L’Onem contrôlera désormais les jeunes diplômés même s’ils ne reçoivent pas d’allocation de chômage. Un moyen nécessaire pour guider et stimuler les jeunes à chercher un emploi, selon la psychologue Diane Drory.

Les jeunes en stage d’attente contrôlés par l’Onem

Fini, terminé l’année sabbatique - en Belgique ou ailleurs - à se tourner les pouces en attendant de trouver un emploi, ou de toucher des allocations de chômage. L’Office national de l’emploi (Onem) va contrôler les jeunes qui ont terminé ou quitté les études et qui ne touchent pas encore d’allocations. Jusqu’à présent, seules les personnes qui bénéficiaient déjà du chômage devaient prouver leur bonne volonté dans la recherche d’emploi. Un jeune totalement inactif pouvait donc bénéficier de ses allocations après un an, à moins qu’il n’ait refusé un emploi.

Qui est concerné ?

Désormais, ceux qui entrent en stage d’attente après leurs études sont conviés à un entretien avec l’Onem après sept mois de stage. Tous les jeunes concernés (environ 30.000) ont reçu un courrier détaillé l’annonçant. Ils subiront un second contrôle au onzième mois de stage. Ces deux contrôles devront être positifs pour leur ouvrir le droit aux allocations de chômage.

Pression maximale

L'objectif de cette mesure est de prendre les jeunes en charge le plus vite possible et éviter l'enlisement dans le chômage. D’un côté, cette mesure risque de mettre une pression très forte sur un public jeune, parfois très jeune (après trois ans d’études ou moins), qui découvre le monde du travail et des entretiens d’embauche. Certains ne savent pas toujours ce qu’ils feront de leur diplôme et/ou compétences et ont besoin de prendre le temps, sereinement, pour choisir leur voie et savoir à quels types d’offres d’emploi répondre.

Besoin d’un objectif

Cette mesure a aussi l’avantage de poser un cadre, avec un but et une deadline. « C’est important de leur mettre un objectif. Si on ne le fait pas, ça ne les pousse pas au dynamisme, mais à la mollesse. Les jeunes ont besoin d’être stimulés, encouragés et guidés. Sinon, pourquoi ils se bougeraient ? », relativise Diane Drory, psychologue et psychanalyste.
« Ce n’est pas une mesure dégradante. C’est dans la continuité du principe de la scolarité : si on n’a pas fait l’effort d’étudier, on n’a pas ses points.

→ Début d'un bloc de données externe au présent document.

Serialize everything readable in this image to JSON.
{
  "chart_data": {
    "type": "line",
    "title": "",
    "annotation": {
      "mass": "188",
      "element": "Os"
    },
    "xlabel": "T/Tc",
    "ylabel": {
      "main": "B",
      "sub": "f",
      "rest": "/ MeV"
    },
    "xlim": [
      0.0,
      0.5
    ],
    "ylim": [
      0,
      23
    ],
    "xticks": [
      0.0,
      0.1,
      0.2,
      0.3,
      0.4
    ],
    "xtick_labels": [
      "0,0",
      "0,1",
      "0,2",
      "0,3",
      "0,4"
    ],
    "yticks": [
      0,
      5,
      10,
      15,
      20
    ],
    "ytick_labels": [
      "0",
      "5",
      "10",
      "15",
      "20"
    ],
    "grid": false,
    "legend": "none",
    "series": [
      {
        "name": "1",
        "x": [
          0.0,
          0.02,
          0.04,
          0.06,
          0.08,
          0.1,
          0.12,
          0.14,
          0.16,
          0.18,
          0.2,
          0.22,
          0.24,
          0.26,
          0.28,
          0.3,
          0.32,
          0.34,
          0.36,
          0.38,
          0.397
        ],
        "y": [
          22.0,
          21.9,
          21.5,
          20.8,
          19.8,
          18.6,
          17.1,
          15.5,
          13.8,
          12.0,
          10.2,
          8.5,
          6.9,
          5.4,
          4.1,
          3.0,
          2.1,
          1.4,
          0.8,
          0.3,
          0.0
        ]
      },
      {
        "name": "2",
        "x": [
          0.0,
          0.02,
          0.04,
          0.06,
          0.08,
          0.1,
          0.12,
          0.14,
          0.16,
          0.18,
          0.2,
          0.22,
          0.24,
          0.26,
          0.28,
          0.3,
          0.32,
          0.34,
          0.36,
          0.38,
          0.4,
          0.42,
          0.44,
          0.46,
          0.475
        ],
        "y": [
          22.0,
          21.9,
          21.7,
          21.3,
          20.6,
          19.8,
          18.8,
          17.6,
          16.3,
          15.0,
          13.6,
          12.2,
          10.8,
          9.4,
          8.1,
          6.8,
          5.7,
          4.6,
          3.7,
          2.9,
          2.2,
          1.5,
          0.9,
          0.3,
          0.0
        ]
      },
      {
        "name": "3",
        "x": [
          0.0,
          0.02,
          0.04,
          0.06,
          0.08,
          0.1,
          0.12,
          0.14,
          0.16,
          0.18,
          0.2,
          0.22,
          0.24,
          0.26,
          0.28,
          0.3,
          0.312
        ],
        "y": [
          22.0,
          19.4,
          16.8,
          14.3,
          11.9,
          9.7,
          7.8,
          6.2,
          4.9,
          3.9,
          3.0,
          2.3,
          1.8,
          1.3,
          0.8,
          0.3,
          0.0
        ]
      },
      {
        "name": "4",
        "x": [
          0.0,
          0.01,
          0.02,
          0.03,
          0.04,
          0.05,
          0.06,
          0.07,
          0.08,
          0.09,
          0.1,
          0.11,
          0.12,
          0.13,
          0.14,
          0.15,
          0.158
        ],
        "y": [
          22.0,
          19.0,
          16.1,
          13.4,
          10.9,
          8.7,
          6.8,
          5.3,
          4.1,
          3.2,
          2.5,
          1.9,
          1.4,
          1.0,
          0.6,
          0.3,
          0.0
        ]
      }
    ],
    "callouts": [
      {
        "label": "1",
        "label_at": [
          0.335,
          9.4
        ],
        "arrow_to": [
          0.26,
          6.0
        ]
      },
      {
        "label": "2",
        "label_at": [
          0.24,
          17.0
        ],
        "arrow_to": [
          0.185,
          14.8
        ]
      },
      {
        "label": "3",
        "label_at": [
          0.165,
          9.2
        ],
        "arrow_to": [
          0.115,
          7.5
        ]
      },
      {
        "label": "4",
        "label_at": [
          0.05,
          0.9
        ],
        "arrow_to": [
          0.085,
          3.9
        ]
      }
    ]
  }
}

C’est la logique d’une destinée humaine. On n’a pas le beurre et l’argent du beurre », rappelle-t-elle.

On le rassure

Tout dépend du degré de stress avec lequel notre jeune aborde les étapes et les épreuves de la vie, professionnelle ou non. S’il est organisé, gère relativement bien son temps et son planning, et a toujours passé ses exams de manière très relax, il devrait aborder la recherche d’emploi avec la même sérénité. Si, en revanche, il a toujours vu les échéances et affronté les épreuves dans la panique, il faudra peut-être l’apaiser en lui présentant ces nouveaux contrôles de l’Onem comme un moyen de les guider.
Et on n’oublie pas de lui rappeler que l’Onem ne pénalise pas ceux qui ne trouvent pas d’emploi, mais ceux qui ne font pas de recherches suffisantes. On peut aussi le rassurer, si nécessaire, en lui disant que, s’il a mis beaucoup d’effort dans la recherche d’emploi sans obtenir d’engagement à la clef au bout d’un an, on lui apportera notre aide et notre soutien.

Stéphanie Grofils

En savoir +

Plus d’infos sur le site de l’Onem.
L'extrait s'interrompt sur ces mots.